Nobel Prize for JKR?

Amy Z lupinesque at yahoo.com
Tue Sep 16 06:21:48 UTC 2003


Naama wrote:
 
> Winston Churchill won Nobel prize for literature - mainly, I think, 
> for his monumental seven volume history of WWII. So, I've 
never quite 
> understood what types of literary works are eligible for the 
prize.

I remember learning long ago that the Nobel in literature is given 
for a body of work, not necessarily or even usually for a particular 
volume.  This seems to be contradicted by the quote from 
Nobel's will given at the official website 
(http://www.nobel.se/literature/index.html), which says 
something ambiguous about "work," but it is borne out by the fact 
that the prizes do not seem to be granted in a year when the 
person has just released a masterpiece.  E.g., what did Faulkner 
publish in 1948, the year before he won the Nobel?  Intruder in 
the Dust.  Not exactly his best-known work, and while that 
doesn't mean it wasn't his most brilliant, I suspect the committee 
was thinking of As I Lay Dying, The Sound and the Fury, and 
other novels published many years earlier.
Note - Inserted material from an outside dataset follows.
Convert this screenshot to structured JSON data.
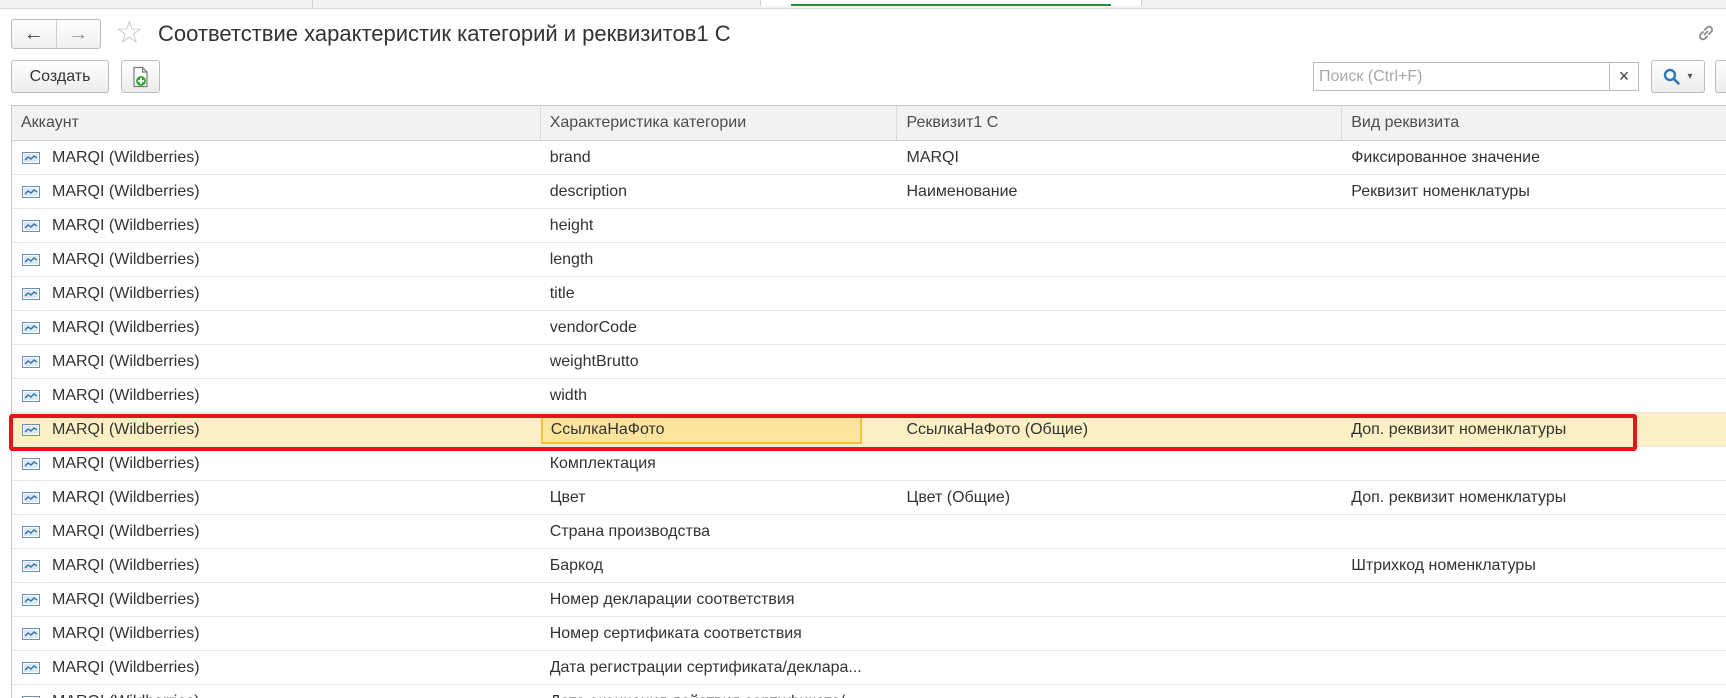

It seems to me that sometimes the Nobel committee members 
grant a prize in an unlikely category because they want to 
recognize the person but don't have an appropriate category with 
which to bestow the honor.  Bertrand Russell won it for 
literature--huh?  What's that about?  (They could've given it to him 
for Peace, actually.  But they were probably trying to acknowledge 
his brilliance in mathematics and philosophy, and couldn't find 
another hole to squeeze those pegs into, so Literature won out.) 
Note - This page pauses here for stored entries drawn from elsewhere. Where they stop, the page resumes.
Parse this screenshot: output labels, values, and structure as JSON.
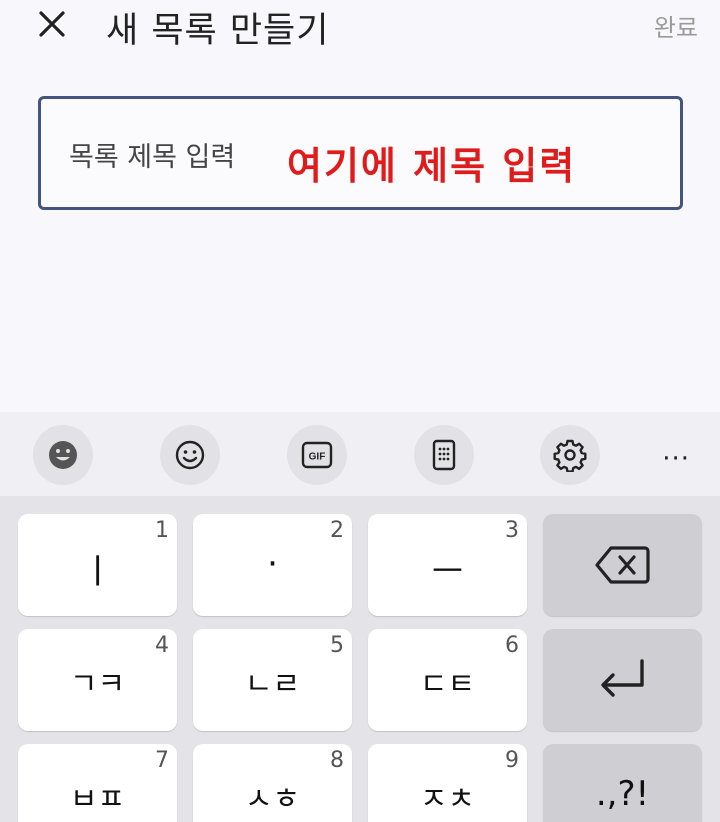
{
  "header": {
    "title": "새 목록 만들기",
    "done_label": "완료"
  },
  "input": {
    "label": "목록 제목 입력",
    "overlay_note": "여기에 제목 입력"
  },
  "toolbar": {
    "items": [
      "emoji-face-icon",
      "smiley-icon",
      "gif-icon",
      "keypad-icon",
      "gear-icon"
    ],
    "more_label": "···"
  },
  "keyboard": {
    "keys": [
      {
        "num": "1",
        "glyph": "ㅣ"
      },
      {
        "num": "2",
        "glyph": "·"
      },
      {
        "num": "3",
        "glyph": "ㅡ"
      },
      {
        "num": "4",
        "glyph": "ㄱㅋ"
      },
      {
        "num": "5",
        "glyph": "ㄴㄹ"
      },
      {
        "num": "6",
        "glyph": "ㄷㅌ"
      },
      {
        "num": "7",
        "glyph": "ㅂㅍ"
      },
      {
        "num": "8",
        "glyph": "ㅅㅎ"
      },
      {
        "num": "9",
        "glyph": "ㅈㅊ"
      }
    ],
    "punct_label": ".,?!",
    "colors": {
      "key": "#ffffff",
      "special_key": "#cfcfd3",
      "accent_border": "#44547c"
    }
  }
}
So maybe that's what's going on with Churchill; he didn't really 
win for being a writer, but he *was* a writer, so they seized on 
that because they don't have a Nobel Prize for statesmanship.  
He, too, could've won the Peace Prize; it's been awarded to many 
a warrior, including some whose names should be on the roster 
in hell instead of on a pedestal alongside Churchill's, and 
probably will be when they finally go to their just reward.  Not that 
I have anyone specific in mind.

Either Joywitch or bboy wrote--sorry, you two look so much 
alike--:

> > One interesting note, though -- the decisions of the Nobel 
> committee 
> > are sometimes questionable.  

Isn't it strange that we even need to comment on this?  One 
would think it goes without saying of any decisions made by any 
group of humans.  And yet there is something untouchable about 
the Nobel, as if it were handed down by the angels and not by a 
group of Swedes, who I'm sure are very nice and smart but not 
the be-all and end-all.  The same goes for the Trustees of 
Columbia University or whoever it is who tells them whom to give 
the Pulitzers to each year.  

No matter how silly or even corrupt the process for deciding on 
prizewinners, it is all forgotten the moment the prize is awarded, 
and the awardee is covered in glory thenceforth.  It's a very odd 
phenomenon.  I guess the human mind loves prizes, and 
pigeonholes.

I personally would lose all respect for the Nobel in Literature if it 
were awarded to JKR, and you know what?  I wouldn't be 
surprised if JKR said the same thing.